VII danni agli edifici La maggior parte delle persone si spaventa e fugge all’aperto. I mobili vengono spostati. Numerosi oggetti cadono dagli scaffali. In molte case di costruzione solida si verificano danni moderati (piccole crepe nei muri, caduta d’intonaco). Soprattutto gli edifici in cattivo stato mostrano crepe murarie più grandi e crolli di pareti divisorie.
VIII gravi danni agli edifici Molte persone perdono l’equilibrio. In molti edifici di costruzione semplice si verificano gravi danni (crollano parti dei timpani e cornicioni). Alcuni edifici di costruzione molto semplice crollano.
IX distruttivo Panico generale tra le persone colpite. Perfino edifici ordinari ben costruiti mostrano danni molto gravi e crolli parziali di elementi portanti. Molti edifici più deboli crollano.
X molto distruttivo Molte case ben costruite vengono distrutte o subiscono gravi danni.
XI devastante La maggior parte degli edifici, compresi alcuni progettati e costruiti secondo buoni criteri antisismici, viene distrutta.
XII completamente devastante quasi tutte le costruzioni vengono distrutte.
Scala Macrosismica Europea (EMS-98) per la classificazione dell’intensità sismica

2. Scala di magnitudo
La scala di magnitudo indica l’intera energia delle oscillazioni sismiche liberata durante un terremoto. Si basa quindi esclusivamente sulla registrazione strumentale della velocità effettivamente misurata delle oscillazioni del terreno. La misurazione avviene mediante sismografi, alcuni dei quali possono registrare oscillazioni inferiori a un milionesimo di millimetro. I terremoti più forti finora misurati hanno provocato spostamenti del terreno superiori a 10 m. Per rappresentare in modo chiaro queste differenze, le magnitudo dei terremoti sono indicate secondo una scala logaritmica. Ciò significa che, in un terremoto di magnitudo 2, la velocità delle oscillazioni del terreno è dieci volte maggiore rispetto a un terremoto di magnitudo 1. L’energia liberata aumenta invece di circa trenta volte per ogni unità di magnitudo! La scala di magnitudo più nota è quella introdotta nel 1935 dal sismologo statunitense Prof. Richter, la scala Richter. Ha però lo svantaggio di essere valida solo per sismografi situati a meno di 1.000 km dall’epicentro. Inoltre, con questa scala i terremoti di magnitudo superiore a 6,5 possono essere rappresentati solo in modo molto impreciso, poiché alle alte magnitudo le ampiezze aumentano solo di poco anche quando viene liberata più energia.

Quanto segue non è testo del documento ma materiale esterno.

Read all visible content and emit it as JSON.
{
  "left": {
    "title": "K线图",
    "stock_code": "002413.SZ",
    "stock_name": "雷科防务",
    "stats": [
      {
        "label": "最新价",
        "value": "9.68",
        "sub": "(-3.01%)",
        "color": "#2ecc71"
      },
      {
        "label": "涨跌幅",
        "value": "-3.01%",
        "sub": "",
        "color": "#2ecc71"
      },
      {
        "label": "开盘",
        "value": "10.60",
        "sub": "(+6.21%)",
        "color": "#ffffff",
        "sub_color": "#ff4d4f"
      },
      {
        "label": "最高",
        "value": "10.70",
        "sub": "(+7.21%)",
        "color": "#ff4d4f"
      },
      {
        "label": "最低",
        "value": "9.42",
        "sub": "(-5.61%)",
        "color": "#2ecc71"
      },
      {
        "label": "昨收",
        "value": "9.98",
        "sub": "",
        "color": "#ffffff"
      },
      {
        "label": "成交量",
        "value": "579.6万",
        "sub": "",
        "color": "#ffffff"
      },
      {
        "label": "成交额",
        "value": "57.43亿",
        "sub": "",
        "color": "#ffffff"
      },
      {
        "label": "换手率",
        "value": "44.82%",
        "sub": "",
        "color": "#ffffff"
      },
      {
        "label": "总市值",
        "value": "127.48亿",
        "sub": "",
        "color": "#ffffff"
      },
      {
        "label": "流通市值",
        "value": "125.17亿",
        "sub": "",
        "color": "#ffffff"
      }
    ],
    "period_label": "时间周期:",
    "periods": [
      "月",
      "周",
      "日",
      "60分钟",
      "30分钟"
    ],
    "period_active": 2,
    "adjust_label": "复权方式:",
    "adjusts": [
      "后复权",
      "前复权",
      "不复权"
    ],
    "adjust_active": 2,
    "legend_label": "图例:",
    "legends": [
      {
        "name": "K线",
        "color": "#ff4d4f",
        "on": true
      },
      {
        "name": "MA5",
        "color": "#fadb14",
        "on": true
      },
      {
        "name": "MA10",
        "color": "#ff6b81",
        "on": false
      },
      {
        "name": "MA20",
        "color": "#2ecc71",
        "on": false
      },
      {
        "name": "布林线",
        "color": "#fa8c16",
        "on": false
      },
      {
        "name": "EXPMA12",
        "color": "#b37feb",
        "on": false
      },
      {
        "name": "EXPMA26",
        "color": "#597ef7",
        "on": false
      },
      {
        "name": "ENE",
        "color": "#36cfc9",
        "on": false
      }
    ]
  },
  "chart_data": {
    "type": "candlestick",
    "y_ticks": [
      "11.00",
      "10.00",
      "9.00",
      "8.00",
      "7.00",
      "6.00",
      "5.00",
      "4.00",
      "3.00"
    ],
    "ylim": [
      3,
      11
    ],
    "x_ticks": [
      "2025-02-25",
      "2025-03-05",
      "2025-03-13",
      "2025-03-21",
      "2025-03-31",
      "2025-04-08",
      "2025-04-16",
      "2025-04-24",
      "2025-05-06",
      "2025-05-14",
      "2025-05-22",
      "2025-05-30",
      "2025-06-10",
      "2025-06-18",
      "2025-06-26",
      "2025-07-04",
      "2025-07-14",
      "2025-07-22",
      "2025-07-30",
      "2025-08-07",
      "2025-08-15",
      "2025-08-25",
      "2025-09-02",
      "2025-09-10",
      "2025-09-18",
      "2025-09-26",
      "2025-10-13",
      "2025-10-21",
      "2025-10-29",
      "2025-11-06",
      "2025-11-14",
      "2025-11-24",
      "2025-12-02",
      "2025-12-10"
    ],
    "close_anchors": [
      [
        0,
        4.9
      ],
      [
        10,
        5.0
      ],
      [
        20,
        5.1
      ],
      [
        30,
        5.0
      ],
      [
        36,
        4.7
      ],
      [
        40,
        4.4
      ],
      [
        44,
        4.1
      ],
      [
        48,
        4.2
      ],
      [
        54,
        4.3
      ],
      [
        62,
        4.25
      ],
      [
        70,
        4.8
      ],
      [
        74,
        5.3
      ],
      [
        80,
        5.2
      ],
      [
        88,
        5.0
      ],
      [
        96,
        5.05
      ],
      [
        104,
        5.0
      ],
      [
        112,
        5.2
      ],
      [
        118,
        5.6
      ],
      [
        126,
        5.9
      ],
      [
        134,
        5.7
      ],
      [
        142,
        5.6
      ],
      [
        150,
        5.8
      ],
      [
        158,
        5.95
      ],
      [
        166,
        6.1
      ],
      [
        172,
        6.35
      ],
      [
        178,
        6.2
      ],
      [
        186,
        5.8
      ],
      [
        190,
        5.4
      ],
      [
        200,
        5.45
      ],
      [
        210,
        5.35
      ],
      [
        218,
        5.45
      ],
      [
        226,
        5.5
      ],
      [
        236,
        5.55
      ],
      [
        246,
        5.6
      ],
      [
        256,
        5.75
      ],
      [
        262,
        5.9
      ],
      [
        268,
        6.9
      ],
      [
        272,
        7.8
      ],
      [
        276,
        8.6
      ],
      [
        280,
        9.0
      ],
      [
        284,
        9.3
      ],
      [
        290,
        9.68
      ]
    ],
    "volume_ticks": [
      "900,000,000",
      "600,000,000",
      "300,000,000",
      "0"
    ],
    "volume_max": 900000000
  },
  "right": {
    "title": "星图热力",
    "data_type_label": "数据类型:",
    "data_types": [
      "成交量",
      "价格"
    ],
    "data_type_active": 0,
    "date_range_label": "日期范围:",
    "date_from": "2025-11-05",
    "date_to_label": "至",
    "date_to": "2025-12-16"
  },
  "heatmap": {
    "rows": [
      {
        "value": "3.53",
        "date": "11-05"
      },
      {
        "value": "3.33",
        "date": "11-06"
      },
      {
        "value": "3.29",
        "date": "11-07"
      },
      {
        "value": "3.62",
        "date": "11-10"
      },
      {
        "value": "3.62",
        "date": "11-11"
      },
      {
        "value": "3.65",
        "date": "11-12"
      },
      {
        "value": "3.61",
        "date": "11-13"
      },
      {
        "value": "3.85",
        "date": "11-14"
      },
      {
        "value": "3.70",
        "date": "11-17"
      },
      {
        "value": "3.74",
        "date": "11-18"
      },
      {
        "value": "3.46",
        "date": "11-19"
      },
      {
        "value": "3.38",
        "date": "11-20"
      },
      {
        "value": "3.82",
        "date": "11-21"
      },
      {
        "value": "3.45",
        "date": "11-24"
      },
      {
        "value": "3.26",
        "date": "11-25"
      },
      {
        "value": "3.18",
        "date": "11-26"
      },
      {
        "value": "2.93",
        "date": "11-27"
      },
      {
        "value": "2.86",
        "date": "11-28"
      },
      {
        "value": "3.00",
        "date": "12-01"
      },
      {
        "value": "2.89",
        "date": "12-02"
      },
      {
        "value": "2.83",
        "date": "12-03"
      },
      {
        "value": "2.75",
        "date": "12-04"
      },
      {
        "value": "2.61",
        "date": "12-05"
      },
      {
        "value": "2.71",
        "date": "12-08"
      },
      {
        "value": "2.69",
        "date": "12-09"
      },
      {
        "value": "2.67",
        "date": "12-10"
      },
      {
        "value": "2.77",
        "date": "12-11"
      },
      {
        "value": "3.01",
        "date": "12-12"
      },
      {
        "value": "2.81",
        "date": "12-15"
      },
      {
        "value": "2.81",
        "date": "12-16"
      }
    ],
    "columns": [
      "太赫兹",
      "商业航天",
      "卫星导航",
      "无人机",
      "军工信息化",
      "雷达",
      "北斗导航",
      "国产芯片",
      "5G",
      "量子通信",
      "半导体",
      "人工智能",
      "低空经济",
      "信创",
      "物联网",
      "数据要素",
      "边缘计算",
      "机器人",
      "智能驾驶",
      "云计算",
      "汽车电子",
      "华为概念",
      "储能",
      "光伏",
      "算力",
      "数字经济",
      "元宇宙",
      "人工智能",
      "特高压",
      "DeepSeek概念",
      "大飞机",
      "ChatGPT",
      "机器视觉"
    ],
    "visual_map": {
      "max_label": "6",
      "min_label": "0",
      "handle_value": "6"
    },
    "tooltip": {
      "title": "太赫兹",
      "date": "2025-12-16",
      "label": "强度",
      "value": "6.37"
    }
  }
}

Per superare questo cosiddetto problema di saturazione , nel 1977 fu introdotta la scala di magnitudo momento (Mw). Essa si basa sul cosiddetto momento sismico (Mo), un prodotto scalare nel quale rientrano l’estensione della superficie di rottura nel sottosuolo, lo spostamento medio dei blocchi rocciosi e il modulo di taglio della roccia. Secondo questa formula la scala di magnitudo momento ha un limite superiore. Termina a 10,6, poiché a tale magnitudo la crosta terrestre solida si fratturerebbe completamente.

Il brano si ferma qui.